A great leader knows that you can be accessible and make it a priority to focus on your best and highest use projects and work. To do this, you must create boundaries about your time and energy. In other words, you’ll need to say no gracefully. Remember: Saying no to something allows you to say yes to something else that matters.

3.     Ask for Help

If you’re working on being less of a people pleaser, ask your team leader to support you. Your manager can help you prioritize your work and delegate to others or say no to projects.

You can also rely on a trusted friend or colleague, who can be a sounding board to help you practice and celebrate successes with you.
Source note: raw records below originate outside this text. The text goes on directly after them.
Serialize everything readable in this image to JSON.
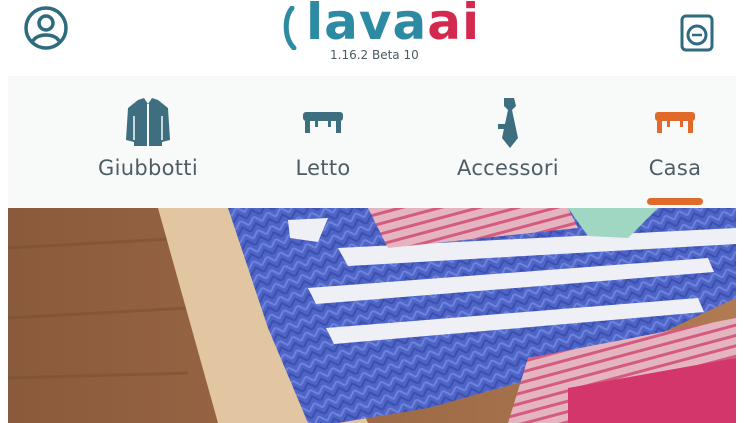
{
  "header": {
    "brand_blue": "lava",
    "brand_red": "ai",
    "version": "1.16.2 Beta 10"
  },
  "categories": [
    {
      "label": "Giubbotti",
      "icon": "jacket-icon",
      "active": false
    },
    {
      "label": "Letto",
      "icon": "bed-icon",
      "active": false
    },
    {
      "label": "Accessori",
      "icon": "tie-icon",
      "active": false
    },
    {
      "label": "Casa",
      "icon": "table-icon",
      "active": true
    }
  ],
  "colors": {
    "brand_blue": "#2d8aa3",
    "brand_red": "#d4294f",
    "icon_slate": "#3e6f80",
    "active_orange": "#e06a2a"
  },
  "hero": {
    "image": "folded-kitchen-towels-photo"
  }
}
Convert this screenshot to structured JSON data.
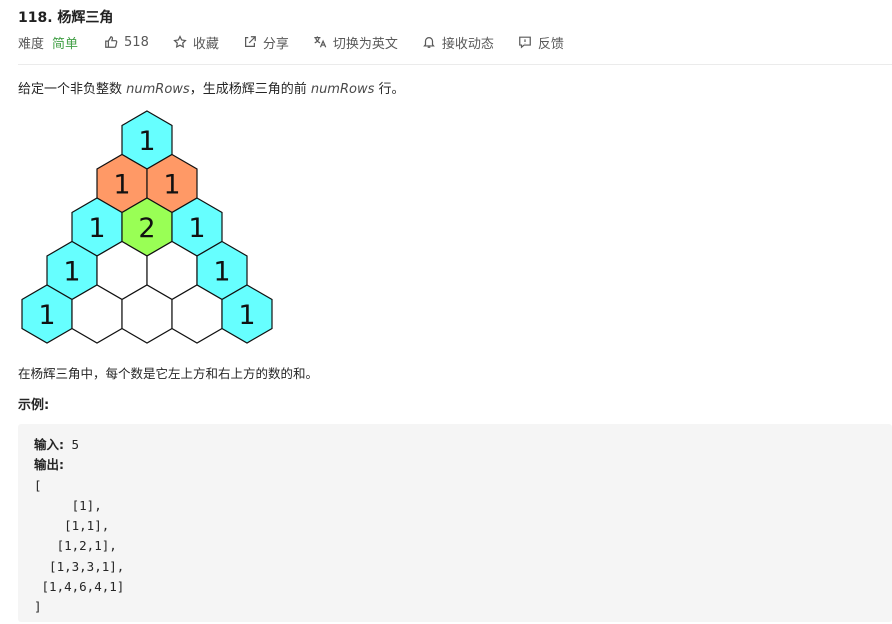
{
  "problem": {
    "title": "118. 杨辉三角"
  },
  "meta": {
    "difficulty_label": "难度",
    "difficulty_value": "简单",
    "likes": "518",
    "collect": "收藏",
    "share": "分享",
    "switch_lang": "切换为英文",
    "notify": "接收动态",
    "feedback": "反馈",
    "colors": {
      "easy": "#43a047"
    }
  },
  "description": {
    "prefix": "给定一个非负整数 ",
    "var1": "numRows",
    "middle": "，生成杨辉三角的前 ",
    "var2": "numRows",
    "suffix": " 行。"
  },
  "figure": {
    "rows": [
      [
        "1"
      ],
      [
        "1",
        "1"
      ],
      [
        "1",
        "2",
        "1"
      ],
      [
        "1",
        "",
        "",
        "1"
      ],
      [
        "1",
        "",
        "",
        "",
        "1"
      ]
    ],
    "colors": {
      "cyan": "#66ffff",
      "orange": "#ff9966",
      "green": "#99ff55",
      "white": "#ffffff"
    }
  },
  "note": "在杨辉三角中，每个数是它左上方和右上方的数的和。",
  "example": {
    "title": "示例:",
    "input_label": "输入:",
    "input_value": " 5",
    "output_label": "输出:",
    "output_lines": [
      "[",
      "     [1],",
      "    [1,1],",
      "   [1,2,1],",
      "  [1,3,3,1],",
      " [1,4,6,4,1]",
      "]"
    ]
  }
}
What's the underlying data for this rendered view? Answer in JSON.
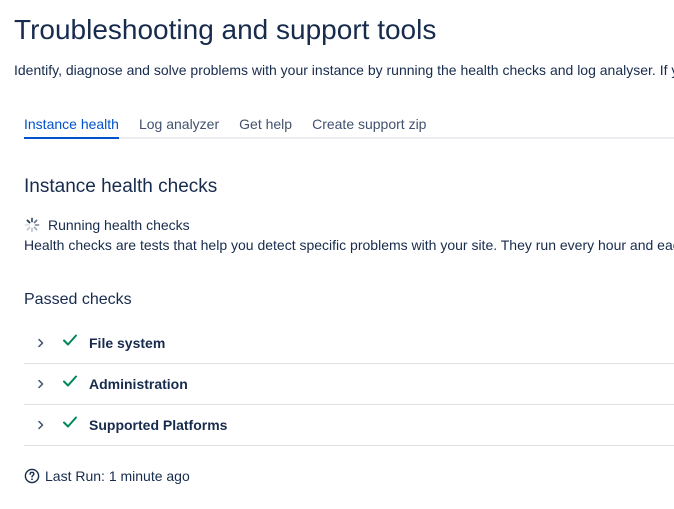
{
  "page": {
    "title": "Troubleshooting and support tools",
    "description": "Identify, diagnose and solve problems with your instance by running the health checks and log analyser. If y"
  },
  "tabs": [
    {
      "label": "Instance health",
      "active": true
    },
    {
      "label": "Log analyzer",
      "active": false
    },
    {
      "label": "Get help",
      "active": false
    },
    {
      "label": "Create support zip",
      "active": false
    }
  ],
  "health": {
    "title": "Instance health checks",
    "running_label": "Running health checks",
    "explanation": "Health checks are tests that help you detect specific problems with your site. They run every hour and eac",
    "passed_title": "Passed checks",
    "checks": [
      {
        "label": "File system",
        "status": "passed",
        "icon": "checkmark-icon"
      },
      {
        "label": "Administration",
        "status": "passed",
        "icon": "checkmark-icon"
      },
      {
        "label": "Supported Platforms",
        "status": "passed",
        "icon": "checkmark-icon"
      }
    ],
    "last_run": "Last Run: 1 minute ago"
  },
  "colors": {
    "accent": "#0052cc",
    "success": "#00875a",
    "text": "#172b4d",
    "muted": "#42526e",
    "divider": "#dfe1e6"
  },
  "icons": {
    "spinner": "spinner-icon",
    "chevron": "chevron-right-icon",
    "check": "checkmark-icon",
    "help": "question-circle-icon"
  }
}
If you share your goal, those around you will feel more comfortable pointing out to you how you can create better boundaries for yourself.

You’re not going to change this habit overnight. Celebrate that you care about the people in your life. This, in and of itself, is a wonderful thing.

When you prioritize serving others to the detriment of yourself, it’s important be self-aware that you have these tendencies. As you reflect on this, consider whether there are certain situations or people where you tend to feel the most need to say yes or agree. Lean on those around you for support in these situations.

People pleasing sometimes gets caught up in scarcity mindset. Embrace that you’ll get more chances, delegating is a chance for others to learn and grow, and you are honoring what’s most important to you instead of what’s important to others. You have so much to offer the world—and you can best do this when you’re making time for yourself and using your voice.